SANCAR: AKP-MHP ÖLÜMÜ YÜCELTİYOR
Ardından HDP Eş Genel Başkanı Mithat Sancar konuştu. "Merhaba direnişin kalesi" diye konuşmasına başlayan Sancar, "Cizre’nin onurlu direngen halkı, hepinizi yürekten selamlıyorum. Hoş geldiniz. Bu coşkunuz bütün ülkeye yayılıyor. Bütün ülke Cizîra Botan’ın coşkulu sesini dinliyor. 14 Mayıs’a doğru büyüyerek yürüyen halkın kararlılığını gösteriyor. Evet 14 Mayıs’a sayılı günler kaldı. AKP-MHP bloğu bu ülkeye savaş, yoksulluk, sömürü ve baskıdan başka hiçbir şey getirmedi. Kürtlere de savaş, imha ve yoksulluğu reva gördü. Bakın geçen gün Süleyman Soylu ne diyor? 'Yerli malı haftasını artık elmayla, armutla kutlamıyoruz.
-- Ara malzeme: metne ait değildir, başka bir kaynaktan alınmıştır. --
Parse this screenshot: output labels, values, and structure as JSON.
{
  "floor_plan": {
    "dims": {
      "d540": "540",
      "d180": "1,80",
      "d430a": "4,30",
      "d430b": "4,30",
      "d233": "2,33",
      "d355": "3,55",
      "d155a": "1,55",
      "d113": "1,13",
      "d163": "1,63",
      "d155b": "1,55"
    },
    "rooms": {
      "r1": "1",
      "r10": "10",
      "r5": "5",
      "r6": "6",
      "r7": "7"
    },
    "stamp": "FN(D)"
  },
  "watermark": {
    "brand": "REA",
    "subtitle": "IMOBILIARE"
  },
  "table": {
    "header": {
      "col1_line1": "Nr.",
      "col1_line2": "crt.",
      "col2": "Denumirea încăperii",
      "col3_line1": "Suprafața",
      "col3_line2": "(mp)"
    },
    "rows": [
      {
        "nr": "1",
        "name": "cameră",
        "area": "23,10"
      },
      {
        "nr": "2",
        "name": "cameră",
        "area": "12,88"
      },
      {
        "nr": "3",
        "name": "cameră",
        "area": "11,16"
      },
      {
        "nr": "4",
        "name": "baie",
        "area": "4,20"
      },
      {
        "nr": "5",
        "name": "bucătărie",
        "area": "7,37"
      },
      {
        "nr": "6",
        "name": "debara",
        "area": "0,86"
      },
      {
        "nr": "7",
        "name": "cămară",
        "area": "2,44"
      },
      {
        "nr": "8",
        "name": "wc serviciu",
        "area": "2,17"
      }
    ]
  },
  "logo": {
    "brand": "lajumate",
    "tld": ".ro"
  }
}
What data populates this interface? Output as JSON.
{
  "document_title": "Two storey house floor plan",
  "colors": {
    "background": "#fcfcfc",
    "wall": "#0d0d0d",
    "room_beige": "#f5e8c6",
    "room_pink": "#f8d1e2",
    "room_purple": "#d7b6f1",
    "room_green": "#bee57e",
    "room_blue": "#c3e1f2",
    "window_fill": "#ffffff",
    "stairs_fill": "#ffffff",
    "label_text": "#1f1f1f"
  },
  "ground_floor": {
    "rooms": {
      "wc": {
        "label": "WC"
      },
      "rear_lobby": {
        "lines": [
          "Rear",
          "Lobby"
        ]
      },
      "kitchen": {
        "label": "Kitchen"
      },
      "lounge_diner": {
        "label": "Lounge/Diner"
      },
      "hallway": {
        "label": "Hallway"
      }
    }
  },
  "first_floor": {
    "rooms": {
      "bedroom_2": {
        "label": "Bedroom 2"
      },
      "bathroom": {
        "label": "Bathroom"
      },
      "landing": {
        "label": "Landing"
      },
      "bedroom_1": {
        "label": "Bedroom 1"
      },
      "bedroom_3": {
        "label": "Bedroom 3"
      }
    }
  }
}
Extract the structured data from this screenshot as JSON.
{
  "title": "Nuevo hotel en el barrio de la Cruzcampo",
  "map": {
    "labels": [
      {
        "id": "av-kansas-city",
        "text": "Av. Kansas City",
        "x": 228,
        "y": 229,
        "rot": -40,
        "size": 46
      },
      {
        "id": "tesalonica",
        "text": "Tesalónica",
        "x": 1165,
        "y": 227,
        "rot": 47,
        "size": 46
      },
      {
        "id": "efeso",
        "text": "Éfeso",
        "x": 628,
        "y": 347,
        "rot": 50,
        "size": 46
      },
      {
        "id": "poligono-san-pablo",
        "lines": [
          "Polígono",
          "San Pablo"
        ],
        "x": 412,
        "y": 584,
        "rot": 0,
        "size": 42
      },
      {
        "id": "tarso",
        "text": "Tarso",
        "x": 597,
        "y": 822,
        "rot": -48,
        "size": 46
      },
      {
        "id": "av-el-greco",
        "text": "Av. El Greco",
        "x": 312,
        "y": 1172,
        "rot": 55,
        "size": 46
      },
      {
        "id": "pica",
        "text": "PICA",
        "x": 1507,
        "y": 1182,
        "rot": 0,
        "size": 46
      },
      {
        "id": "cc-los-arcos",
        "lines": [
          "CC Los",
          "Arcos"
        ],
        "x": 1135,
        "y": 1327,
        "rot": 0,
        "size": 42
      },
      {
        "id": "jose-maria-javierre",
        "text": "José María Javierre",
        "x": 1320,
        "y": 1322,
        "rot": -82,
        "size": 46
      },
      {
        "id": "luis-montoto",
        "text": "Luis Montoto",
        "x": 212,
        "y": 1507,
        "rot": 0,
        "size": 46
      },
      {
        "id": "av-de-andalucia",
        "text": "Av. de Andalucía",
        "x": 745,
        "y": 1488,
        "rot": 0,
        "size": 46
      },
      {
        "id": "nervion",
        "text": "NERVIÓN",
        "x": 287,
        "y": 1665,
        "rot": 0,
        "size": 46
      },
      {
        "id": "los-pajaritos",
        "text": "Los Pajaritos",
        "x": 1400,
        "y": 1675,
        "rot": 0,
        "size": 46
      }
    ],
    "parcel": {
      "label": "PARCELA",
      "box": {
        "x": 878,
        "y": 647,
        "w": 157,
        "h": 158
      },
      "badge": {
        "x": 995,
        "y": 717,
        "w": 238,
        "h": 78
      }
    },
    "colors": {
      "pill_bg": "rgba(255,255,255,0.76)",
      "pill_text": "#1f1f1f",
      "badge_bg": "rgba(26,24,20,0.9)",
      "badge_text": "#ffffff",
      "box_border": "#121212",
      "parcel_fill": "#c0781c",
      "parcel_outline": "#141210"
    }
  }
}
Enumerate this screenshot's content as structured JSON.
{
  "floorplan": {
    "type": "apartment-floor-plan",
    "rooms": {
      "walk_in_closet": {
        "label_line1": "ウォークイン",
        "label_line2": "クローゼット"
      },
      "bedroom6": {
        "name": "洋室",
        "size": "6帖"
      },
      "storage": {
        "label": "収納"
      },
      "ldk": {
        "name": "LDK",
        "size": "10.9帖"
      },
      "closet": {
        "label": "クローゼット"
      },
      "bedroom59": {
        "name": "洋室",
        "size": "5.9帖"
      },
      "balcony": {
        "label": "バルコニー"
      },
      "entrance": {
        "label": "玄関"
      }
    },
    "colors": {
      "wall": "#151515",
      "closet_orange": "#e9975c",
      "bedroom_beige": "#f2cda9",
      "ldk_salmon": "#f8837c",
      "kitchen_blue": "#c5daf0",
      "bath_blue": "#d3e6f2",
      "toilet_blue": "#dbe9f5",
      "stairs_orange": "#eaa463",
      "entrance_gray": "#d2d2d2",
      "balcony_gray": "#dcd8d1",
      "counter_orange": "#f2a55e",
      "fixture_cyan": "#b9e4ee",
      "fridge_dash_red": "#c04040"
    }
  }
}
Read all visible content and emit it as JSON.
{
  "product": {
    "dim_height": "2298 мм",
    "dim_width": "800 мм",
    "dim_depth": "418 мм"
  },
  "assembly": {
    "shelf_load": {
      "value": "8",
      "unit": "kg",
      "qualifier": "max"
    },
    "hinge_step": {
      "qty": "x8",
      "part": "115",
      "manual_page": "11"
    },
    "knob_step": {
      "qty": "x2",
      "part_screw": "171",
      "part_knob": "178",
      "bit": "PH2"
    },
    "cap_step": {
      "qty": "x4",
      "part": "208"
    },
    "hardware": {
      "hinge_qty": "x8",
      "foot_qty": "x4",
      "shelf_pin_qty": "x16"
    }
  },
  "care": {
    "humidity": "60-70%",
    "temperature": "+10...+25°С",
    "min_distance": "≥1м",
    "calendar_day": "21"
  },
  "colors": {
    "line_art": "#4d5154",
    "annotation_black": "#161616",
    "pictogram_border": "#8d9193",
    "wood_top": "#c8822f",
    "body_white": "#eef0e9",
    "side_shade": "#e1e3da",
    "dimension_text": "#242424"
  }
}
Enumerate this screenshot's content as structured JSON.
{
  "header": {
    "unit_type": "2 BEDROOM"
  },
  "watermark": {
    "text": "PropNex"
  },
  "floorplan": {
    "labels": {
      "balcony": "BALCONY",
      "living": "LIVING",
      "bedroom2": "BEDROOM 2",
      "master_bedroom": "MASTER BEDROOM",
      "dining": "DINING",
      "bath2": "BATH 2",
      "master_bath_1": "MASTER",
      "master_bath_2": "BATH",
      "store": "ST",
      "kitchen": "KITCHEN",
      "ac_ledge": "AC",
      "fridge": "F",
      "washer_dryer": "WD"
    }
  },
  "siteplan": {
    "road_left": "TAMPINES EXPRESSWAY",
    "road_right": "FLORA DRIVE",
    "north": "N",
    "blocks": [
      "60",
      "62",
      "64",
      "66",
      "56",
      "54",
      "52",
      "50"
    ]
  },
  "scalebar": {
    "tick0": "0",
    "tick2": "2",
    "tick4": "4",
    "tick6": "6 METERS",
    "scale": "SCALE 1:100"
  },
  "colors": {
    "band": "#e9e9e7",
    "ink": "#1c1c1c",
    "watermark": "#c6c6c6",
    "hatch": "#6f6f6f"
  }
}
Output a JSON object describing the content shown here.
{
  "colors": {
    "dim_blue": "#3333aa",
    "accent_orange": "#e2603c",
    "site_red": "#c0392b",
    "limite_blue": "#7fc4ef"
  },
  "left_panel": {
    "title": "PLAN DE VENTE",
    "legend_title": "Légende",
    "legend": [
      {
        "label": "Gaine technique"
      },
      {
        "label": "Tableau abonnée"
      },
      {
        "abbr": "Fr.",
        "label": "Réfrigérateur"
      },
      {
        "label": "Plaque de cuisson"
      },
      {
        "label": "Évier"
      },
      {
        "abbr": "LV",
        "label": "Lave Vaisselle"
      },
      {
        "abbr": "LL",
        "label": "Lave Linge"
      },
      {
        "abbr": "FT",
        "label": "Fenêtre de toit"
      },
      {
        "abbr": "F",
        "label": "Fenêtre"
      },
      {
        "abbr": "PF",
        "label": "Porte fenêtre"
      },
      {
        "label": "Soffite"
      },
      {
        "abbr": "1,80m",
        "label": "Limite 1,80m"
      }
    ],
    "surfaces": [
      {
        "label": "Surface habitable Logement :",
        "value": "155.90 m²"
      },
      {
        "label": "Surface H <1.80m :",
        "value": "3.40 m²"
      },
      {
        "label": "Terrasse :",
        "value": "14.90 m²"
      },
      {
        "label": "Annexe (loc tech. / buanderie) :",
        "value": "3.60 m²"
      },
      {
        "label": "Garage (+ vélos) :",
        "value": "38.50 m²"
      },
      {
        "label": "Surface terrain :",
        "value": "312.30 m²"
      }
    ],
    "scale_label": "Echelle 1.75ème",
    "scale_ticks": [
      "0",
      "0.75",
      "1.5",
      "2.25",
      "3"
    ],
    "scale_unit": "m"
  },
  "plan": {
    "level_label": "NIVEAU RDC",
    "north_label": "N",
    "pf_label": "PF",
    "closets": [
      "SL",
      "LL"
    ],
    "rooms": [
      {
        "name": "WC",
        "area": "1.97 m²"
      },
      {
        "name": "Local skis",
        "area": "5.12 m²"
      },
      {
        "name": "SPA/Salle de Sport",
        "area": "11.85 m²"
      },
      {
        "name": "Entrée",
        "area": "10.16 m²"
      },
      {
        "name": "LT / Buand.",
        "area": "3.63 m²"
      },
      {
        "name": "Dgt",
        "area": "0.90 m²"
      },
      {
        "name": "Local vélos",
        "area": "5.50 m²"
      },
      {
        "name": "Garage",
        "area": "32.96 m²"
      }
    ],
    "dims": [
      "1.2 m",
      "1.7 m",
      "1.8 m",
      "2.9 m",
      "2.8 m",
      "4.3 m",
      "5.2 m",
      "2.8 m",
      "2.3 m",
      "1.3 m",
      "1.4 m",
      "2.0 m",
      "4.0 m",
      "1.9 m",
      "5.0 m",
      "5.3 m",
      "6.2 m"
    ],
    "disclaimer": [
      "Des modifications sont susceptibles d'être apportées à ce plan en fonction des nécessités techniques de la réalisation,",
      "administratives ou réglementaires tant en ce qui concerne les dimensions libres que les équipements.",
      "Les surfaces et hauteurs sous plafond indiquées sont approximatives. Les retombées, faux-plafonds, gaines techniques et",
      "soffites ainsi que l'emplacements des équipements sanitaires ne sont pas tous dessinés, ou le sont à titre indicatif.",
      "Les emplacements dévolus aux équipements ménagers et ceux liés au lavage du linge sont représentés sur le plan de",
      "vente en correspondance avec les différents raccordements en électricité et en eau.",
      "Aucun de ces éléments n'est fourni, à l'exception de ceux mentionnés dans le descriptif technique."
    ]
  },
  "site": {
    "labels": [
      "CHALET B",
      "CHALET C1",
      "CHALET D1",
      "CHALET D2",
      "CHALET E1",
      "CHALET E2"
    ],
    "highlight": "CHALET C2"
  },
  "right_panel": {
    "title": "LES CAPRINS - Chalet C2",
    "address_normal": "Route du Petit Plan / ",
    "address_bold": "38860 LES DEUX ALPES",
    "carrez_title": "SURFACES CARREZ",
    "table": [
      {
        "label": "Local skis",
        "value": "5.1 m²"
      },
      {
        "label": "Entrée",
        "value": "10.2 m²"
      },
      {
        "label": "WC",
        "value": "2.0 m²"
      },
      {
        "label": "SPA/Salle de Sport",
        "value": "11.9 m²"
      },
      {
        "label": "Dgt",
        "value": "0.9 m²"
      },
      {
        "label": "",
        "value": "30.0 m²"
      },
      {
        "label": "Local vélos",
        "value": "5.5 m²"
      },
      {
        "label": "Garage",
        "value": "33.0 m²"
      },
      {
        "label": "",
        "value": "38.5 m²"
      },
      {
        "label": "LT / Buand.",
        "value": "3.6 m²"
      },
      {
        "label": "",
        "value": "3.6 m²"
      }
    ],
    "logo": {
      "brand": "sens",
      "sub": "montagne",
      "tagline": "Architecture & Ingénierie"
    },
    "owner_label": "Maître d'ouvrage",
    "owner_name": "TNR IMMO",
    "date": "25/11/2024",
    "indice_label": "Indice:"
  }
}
Yerli malı haftasını İHA’larla, SİHA’larla, Ataklarla, Kırmızı Elma’larla kutluyoruz.' Ne demek bu; savaşı ve ölümü kutsamak demek. AKP-MHP bloğu, savaşı ve ölümü yüceltip kutsuyor" diye konuştu.
KAYYIMLARIN 'KÜRTÇE' DÜŞMANLIĞI
Kendilerinin barış ve yaşamı savunduklarını vurgulayan Sancar, şunları söyledi: "AKP-MHP bloğu Kürt düşmanlığı üzerine kurulmuştur. Kürt düşmanı bir ittifaktır bu ittifak. Kayyım uygulamalarıyla, Kürt halkının iradesini gasp etti. Burada da gasp etti, birçok şehrimizde de kayyımlarla iradeyi gasp etti. Peki kayyımlar ne yaptı? İlk önce Kürtçe kurumların isimlerini değiştirdiler. Kürtçeyi kaldırdılar, Kürtçe isimleri sildiler. Sağlık, eğitim, kadın için kurulmuş kuruluşları kapattılar. Hepsi Kürtçeye düşmanlık, Kürt halkına düşmanlıktır. Başka ne yaptılar? Sevgili Orhan Doğan adına yapılan anıtı da yıktılar. Şimdi onlar Kürtçe isimleri sildiler diye Kürtçe yok olur mu? Kurumları kapattılar diye Kürt halkı kültüründen kimliğinden vazgeçer mi? Orhan Doğan Anıtı’nı yıktılar diye Orhan Doğan’ı bu halkın yüreğinden çıkarabilirler mi? Orhan Doğan gibi halk için, barış için, adalet için mücadele eden, bedel ödeyen bütün insanlara selam olsun.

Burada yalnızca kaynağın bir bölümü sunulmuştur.